Plant water-efficient, well-adapted, and/or native shrubs, trees, and grasses. Choose plants that are drought and heat-tolerant and can survive the minimum winter temperatures in your area. In odd-shaped areas, use drought-tolerant ground cover instead of grass. Many cities provide lists of water-efficient plants.
Don’t abuse the benefits of an automatic sprinkler system by over-watering. Set it to provide thorough but infrequent watering. Check sprinkler heads regularly to make sure they are working properly. Install rain shut-off devices and adjust sprinklers to eliminate coverage on the pavement. For plants that need more water, use a hose or watering can to give them additional water.

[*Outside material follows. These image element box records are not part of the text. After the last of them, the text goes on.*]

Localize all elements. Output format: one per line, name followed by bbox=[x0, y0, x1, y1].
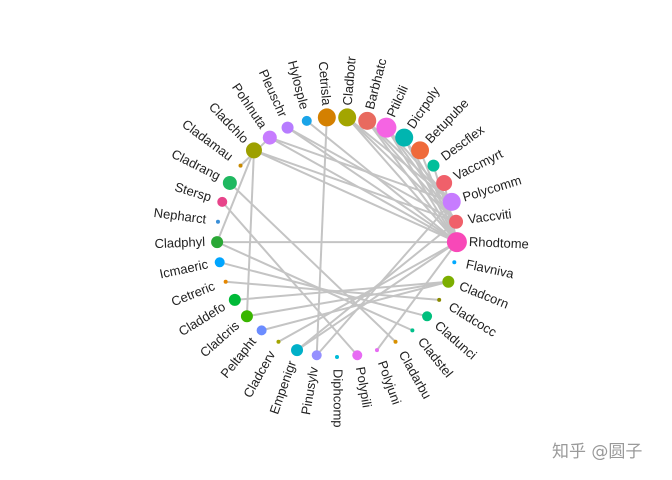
node bbox=[449, 214, 464, 229]
node-label: Ptilcili bbox=[384, 83, 411, 120]
edge bbox=[277, 241, 458, 343]
node-label: Icmaeric bbox=[158, 256, 210, 281]
node bbox=[215, 219, 220, 224]
node bbox=[352, 350, 363, 361]
node-label: Cladphyl bbox=[154, 234, 205, 251]
node bbox=[240, 310, 253, 323]
node-label: Polycomm bbox=[461, 172, 523, 204]
edge bbox=[253, 149, 458, 244]
edge bbox=[221, 201, 359, 356]
node bbox=[262, 130, 277, 145]
node bbox=[301, 115, 312, 126]
node bbox=[411, 141, 430, 160]
node-label: Hylosple bbox=[285, 59, 312, 111]
node bbox=[393, 339, 398, 344]
edge bbox=[269, 136, 453, 203]
node bbox=[338, 108, 357, 127]
node bbox=[281, 121, 294, 134]
node bbox=[317, 108, 336, 127]
node-label: Cetrisla bbox=[316, 61, 335, 107]
edge bbox=[376, 241, 458, 351]
edge bbox=[261, 280, 449, 332]
node bbox=[335, 355, 339, 359]
edge bbox=[306, 120, 458, 243]
edge bbox=[346, 116, 458, 243]
edge bbox=[385, 127, 458, 243]
node bbox=[374, 348, 379, 353]
node bbox=[436, 174, 453, 191]
node-label: Vaccviti bbox=[467, 206, 512, 226]
node-label: Nepharct bbox=[153, 205, 208, 227]
node bbox=[228, 293, 241, 306]
edge bbox=[246, 280, 449, 318]
node bbox=[395, 128, 414, 147]
node bbox=[427, 159, 440, 172]
node bbox=[222, 175, 237, 190]
edge bbox=[216, 149, 255, 243]
edge bbox=[296, 241, 458, 351]
node bbox=[245, 142, 262, 159]
node-label: Polyjuni bbox=[375, 359, 404, 407]
node bbox=[358, 111, 377, 130]
edge bbox=[269, 136, 458, 243]
edge bbox=[346, 116, 453, 203]
edge bbox=[366, 120, 458, 243]
node bbox=[422, 311, 433, 322]
node bbox=[291, 344, 304, 357]
node-label: Diphcomp bbox=[331, 369, 346, 428]
node bbox=[437, 297, 442, 302]
node-label: Rhodtome bbox=[469, 234, 530, 252]
node bbox=[238, 163, 243, 168]
node bbox=[223, 279, 228, 284]
edge bbox=[229, 182, 397, 343]
node bbox=[446, 232, 467, 253]
edge bbox=[287, 126, 458, 243]
node bbox=[311, 350, 322, 361]
node bbox=[452, 260, 457, 265]
node bbox=[442, 192, 461, 211]
edge bbox=[315, 201, 453, 356]
node bbox=[442, 275, 455, 288]
node bbox=[376, 117, 397, 138]
node-label: Pinusylv bbox=[298, 365, 321, 416]
node-label: Polypili bbox=[353, 366, 375, 409]
node bbox=[256, 325, 267, 336]
node-label: Cladbotr bbox=[340, 55, 359, 106]
node bbox=[214, 257, 225, 268]
node bbox=[410, 328, 415, 333]
node-label: Barbhatc bbox=[362, 56, 390, 111]
edge bbox=[443, 182, 458, 243]
node bbox=[217, 196, 228, 207]
node-label: Flavniva bbox=[465, 256, 516, 281]
edge bbox=[219, 261, 428, 318]
node bbox=[211, 236, 224, 249]
node bbox=[276, 339, 281, 344]
watermark: 知乎 @圆子 bbox=[552, 442, 642, 462]
node-label: Stersp bbox=[173, 179, 213, 204]
edge bbox=[287, 126, 457, 223]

Prevent evaporation of water.
Water lawns early in the morning. Never water on windy days. Use drip irrigation systems for bedded plants, trees, or shrubs, and use low-angle sprinklers for lawns. Cover pools and spas. This can save the equivalent of your pool volume each year! Harvest the rain. Buy a rain barrel or a cistern and collect the water from your gutters to water your plants. Use your water efficiently. Don’t waste water by cleaning patios or sidewalks with it; use a broom.
Taller grass holds moisture better. Don’t cut more than one-third of its length at one time. Don’t scalp lawns when mowing during hot weather. Leave lawn clippings on the lawn instead of bagging them. Use lots of mulch around your shrubs and trees. It will retain moisture, reduce run-off, moderate soil temperatures, and help with weed control.
Don’t over-fertilize! Get a soil kit to determine what nutrients your soil needs. If you apply fertilizer only in the spring and fall, your grass will be healthy, use less water, and require less mowing. Use a car wash that recycles water. If you are washing your car at home, use a bucket of soapy water and a hose nozzle that shuts off the water while you scrub.